Hilal Lashuel (born (1973-01-15)January 15, 1973 in Taiz, Yemen) is an American-Yemeni neuroscientist and chemist, currently an associate professor at the EPFL (École Polytechnique Fédérale de Lausanne).[1][2] His research focuses on protein misfolding and aggregation in the pathogenesis of Alzheimer's and Parkinson's diseases.[3]
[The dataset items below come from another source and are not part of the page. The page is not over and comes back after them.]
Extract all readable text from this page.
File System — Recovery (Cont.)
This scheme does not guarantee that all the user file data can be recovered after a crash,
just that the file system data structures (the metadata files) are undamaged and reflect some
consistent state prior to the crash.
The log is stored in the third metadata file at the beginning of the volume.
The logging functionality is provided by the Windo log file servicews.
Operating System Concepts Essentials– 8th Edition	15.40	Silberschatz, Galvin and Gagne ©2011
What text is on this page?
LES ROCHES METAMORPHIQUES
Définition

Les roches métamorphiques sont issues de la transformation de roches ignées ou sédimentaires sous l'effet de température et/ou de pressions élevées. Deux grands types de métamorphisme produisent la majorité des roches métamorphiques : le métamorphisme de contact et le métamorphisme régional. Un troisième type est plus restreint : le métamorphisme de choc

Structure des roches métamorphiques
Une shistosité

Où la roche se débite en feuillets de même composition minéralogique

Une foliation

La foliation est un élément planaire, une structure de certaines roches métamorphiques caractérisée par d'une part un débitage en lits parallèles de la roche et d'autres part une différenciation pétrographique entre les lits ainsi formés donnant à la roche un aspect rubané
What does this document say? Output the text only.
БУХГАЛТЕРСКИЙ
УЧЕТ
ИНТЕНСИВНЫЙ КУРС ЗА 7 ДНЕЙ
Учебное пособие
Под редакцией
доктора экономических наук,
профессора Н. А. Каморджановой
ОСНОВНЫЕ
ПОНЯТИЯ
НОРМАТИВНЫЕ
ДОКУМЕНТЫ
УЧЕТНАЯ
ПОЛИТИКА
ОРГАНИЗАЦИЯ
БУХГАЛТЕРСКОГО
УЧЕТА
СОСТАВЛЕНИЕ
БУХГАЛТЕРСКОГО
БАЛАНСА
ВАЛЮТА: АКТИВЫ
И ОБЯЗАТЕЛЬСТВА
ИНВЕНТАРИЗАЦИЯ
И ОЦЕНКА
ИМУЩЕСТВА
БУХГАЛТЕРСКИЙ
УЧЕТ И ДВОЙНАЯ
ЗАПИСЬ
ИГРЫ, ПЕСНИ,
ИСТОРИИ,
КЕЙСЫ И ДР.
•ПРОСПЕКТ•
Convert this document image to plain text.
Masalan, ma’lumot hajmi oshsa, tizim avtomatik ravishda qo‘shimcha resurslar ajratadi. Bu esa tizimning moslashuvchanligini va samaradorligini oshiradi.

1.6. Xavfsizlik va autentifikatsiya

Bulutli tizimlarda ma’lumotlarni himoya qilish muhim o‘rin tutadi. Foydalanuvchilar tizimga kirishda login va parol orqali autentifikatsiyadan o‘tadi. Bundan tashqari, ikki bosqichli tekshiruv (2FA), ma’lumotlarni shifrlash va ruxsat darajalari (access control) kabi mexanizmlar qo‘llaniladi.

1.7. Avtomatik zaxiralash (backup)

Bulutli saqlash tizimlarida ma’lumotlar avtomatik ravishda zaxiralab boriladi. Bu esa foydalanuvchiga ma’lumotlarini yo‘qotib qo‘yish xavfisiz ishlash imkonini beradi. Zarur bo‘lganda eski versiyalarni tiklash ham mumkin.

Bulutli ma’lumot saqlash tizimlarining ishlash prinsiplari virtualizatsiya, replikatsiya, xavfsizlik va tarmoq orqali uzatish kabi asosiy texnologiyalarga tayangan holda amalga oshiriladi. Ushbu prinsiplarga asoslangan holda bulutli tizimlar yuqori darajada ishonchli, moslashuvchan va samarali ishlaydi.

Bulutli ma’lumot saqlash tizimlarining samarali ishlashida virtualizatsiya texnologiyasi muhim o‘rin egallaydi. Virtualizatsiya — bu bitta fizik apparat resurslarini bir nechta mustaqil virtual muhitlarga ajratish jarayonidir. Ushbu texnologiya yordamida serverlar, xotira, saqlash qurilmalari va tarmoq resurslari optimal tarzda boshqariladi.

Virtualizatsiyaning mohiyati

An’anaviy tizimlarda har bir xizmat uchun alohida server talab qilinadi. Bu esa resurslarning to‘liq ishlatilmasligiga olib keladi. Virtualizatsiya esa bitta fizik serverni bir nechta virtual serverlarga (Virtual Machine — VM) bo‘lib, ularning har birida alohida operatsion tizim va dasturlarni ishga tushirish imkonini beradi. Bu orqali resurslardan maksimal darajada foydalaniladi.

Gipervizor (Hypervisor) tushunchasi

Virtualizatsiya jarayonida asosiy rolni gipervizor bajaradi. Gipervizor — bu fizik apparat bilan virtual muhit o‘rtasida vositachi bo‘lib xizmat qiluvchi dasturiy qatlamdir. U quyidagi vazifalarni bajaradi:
Education and career[edit]

Hilal Lashuel graduated with a degree in chemistry from the City University of New York in 1994. He then obtained a PhD jointly from the Texas A&M University and the Scripps Research Institute in 2000, working on protein misfolding and aggregation under the supervision of Jeffery W. Kelly.[4][5][6] He pursued postdoctoral work at the Harvard Medical School and the Brigham and Women's Hospital in the laboratories of Peter T. Lansbury and David Callaway from 2001 to 2004.[7][8][9][10] In 2005, he created his own research group at the EPFL as a tenure-track assistant professor, and was promoted to associate professor in 2011.[11]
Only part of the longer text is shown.